28 We note that their Honours cautioned against the exercise of the wide discretion in an applicant's favour where an applicant has entered into what may be described as "a bad bargain" unaffected by inequality, duress, misrepresentation or similar factors. See also the decision of Watson J in Swann & Anor v. Ultratune Aust.
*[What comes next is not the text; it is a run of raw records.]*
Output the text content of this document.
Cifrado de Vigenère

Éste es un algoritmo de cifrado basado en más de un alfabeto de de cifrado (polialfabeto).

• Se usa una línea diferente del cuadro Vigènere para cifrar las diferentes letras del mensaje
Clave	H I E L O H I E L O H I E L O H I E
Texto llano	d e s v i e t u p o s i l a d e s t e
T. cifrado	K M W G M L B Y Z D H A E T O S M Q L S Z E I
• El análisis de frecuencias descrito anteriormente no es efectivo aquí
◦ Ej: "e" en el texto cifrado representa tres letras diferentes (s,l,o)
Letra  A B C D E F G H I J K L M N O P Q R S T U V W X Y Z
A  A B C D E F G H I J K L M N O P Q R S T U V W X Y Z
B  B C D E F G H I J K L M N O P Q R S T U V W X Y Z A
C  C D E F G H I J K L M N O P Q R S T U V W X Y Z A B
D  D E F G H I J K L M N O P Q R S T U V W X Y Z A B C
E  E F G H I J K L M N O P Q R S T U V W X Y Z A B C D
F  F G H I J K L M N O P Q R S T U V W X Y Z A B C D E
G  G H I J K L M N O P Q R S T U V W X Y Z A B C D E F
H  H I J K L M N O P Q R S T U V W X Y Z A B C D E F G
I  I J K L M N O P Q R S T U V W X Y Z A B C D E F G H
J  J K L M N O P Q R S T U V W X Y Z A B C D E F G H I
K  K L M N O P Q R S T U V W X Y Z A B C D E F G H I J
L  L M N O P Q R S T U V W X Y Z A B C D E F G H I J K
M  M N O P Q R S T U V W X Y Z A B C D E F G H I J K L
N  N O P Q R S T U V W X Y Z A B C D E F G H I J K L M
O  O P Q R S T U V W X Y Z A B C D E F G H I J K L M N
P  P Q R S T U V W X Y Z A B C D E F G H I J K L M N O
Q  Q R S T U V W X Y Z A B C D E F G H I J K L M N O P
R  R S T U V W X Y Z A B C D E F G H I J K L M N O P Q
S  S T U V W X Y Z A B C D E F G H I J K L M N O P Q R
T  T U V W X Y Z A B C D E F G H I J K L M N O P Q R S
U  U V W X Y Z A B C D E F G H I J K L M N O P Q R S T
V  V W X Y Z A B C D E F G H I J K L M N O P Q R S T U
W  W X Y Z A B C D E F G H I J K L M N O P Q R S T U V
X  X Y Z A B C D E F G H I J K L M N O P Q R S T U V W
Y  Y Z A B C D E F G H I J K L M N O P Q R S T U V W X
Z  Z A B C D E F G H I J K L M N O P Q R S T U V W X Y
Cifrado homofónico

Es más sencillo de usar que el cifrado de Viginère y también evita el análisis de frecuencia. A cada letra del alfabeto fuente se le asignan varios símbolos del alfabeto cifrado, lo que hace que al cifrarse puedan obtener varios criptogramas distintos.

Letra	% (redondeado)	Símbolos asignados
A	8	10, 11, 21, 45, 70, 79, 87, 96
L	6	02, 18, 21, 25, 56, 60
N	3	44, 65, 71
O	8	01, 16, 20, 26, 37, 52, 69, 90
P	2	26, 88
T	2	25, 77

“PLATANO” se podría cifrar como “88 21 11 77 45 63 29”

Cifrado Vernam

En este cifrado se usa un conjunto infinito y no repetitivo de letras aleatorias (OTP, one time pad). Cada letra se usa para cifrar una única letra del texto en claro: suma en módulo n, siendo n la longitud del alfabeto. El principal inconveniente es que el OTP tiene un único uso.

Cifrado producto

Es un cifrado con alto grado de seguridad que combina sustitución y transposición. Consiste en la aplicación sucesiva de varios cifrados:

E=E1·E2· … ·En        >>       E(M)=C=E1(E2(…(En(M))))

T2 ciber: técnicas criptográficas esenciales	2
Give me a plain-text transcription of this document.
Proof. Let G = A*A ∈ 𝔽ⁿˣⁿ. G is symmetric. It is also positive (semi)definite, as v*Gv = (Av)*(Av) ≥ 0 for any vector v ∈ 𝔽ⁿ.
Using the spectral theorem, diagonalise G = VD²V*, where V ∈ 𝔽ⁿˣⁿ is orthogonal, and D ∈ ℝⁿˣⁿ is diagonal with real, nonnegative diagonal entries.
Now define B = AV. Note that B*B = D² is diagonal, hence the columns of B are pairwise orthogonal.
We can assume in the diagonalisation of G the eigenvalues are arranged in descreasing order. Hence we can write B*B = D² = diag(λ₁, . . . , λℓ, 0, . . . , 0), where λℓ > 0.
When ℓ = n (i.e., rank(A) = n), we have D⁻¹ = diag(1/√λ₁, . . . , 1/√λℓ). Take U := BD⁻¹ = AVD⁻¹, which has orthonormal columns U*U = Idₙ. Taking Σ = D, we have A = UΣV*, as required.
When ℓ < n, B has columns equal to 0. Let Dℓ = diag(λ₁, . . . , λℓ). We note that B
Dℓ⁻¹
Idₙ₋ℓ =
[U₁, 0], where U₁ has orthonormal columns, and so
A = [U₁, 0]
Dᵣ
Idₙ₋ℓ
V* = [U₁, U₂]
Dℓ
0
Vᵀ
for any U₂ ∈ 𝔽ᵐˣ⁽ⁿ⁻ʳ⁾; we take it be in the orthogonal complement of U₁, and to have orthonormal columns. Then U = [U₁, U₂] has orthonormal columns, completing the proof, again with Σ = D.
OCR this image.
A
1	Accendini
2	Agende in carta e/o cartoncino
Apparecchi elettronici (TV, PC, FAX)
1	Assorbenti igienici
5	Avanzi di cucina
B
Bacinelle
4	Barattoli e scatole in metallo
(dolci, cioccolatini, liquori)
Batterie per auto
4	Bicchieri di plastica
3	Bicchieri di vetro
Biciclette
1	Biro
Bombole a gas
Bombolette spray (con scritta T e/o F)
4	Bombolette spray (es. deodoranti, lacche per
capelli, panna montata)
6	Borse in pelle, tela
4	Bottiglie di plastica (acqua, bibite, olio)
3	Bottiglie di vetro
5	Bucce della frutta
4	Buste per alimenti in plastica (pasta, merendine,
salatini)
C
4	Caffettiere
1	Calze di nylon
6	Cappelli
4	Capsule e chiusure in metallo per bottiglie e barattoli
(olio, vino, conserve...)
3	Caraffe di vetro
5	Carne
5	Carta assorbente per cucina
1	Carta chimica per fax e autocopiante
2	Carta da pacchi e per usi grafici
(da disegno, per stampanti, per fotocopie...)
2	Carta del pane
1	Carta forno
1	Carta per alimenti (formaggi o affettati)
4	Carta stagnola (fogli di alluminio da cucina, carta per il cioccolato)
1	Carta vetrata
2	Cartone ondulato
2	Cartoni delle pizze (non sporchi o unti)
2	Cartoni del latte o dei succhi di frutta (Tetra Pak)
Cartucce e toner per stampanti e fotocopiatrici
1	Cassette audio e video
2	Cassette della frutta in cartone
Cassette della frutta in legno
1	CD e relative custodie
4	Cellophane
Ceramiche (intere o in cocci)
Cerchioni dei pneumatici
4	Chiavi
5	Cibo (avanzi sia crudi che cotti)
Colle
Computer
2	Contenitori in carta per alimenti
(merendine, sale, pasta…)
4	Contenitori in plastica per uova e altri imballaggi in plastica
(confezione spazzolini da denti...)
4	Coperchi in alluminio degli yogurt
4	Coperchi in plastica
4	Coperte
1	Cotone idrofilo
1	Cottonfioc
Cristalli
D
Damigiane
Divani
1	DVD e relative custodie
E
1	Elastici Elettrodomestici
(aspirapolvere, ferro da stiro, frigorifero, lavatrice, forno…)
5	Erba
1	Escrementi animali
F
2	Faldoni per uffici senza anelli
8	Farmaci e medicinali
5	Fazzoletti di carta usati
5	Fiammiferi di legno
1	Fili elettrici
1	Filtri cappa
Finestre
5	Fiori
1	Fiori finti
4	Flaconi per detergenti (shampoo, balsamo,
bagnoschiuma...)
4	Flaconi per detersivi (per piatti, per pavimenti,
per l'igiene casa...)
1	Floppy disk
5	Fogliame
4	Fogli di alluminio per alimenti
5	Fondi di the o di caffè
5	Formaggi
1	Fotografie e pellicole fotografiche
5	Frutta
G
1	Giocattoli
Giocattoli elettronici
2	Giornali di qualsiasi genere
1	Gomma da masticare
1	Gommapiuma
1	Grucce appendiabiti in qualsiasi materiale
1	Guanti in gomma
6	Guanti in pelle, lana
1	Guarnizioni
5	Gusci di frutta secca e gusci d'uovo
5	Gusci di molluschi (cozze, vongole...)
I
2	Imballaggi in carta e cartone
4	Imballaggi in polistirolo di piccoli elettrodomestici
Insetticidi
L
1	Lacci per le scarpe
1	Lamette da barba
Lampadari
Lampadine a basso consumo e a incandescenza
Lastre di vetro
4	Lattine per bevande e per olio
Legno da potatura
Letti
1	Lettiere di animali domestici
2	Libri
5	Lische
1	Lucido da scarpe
Pty Ltd & Anor (1983) 5 IR 284 at 296.
29 Fisher CJ and Hungerford J examined these discretions in the Full Bench decision of Baker v National Distribution Services Limited (1993) 50 IR 254. Their Honours observed at 276 - 277:
… The discretions allowed by s 275 to the Court are very wide, and so much was recognised by Barwick CJ when making the following comment in Stevenson v Barham (1977) 136 CLR 190 at 192:
"The legislature has apparently left it to the good sense of the Industrial Commission not to use its extensive discretion to interfere with bargains freely made by a person who was under no restraint or inequality, or whose labour was not being oppressively exploited."
We might immediately observe that the Chief Justice's comment referred to "bargains freely made" and to a person not under any "restraint or inequality". On our findings in the present case, those circumstances clearly did not apply to the appellant; indeed, we would go further, again using the Chief Justice's words, in finding that the appellant's labour in ensuring the orderly closure of the Coffs Harbour Branch when retrenchments became necessary was, in the circumstances which occurred, "oppressively exploited". Plainly stated, the respondent took advantage of the appellant's position as a monthly employee by unilaterally imposing a far less generous redundancy package than that negotiated for commercial reasons with its weekly employees. … In that situation, it is our view the proper exercise of discretion requires an order be made remedying the unfairness.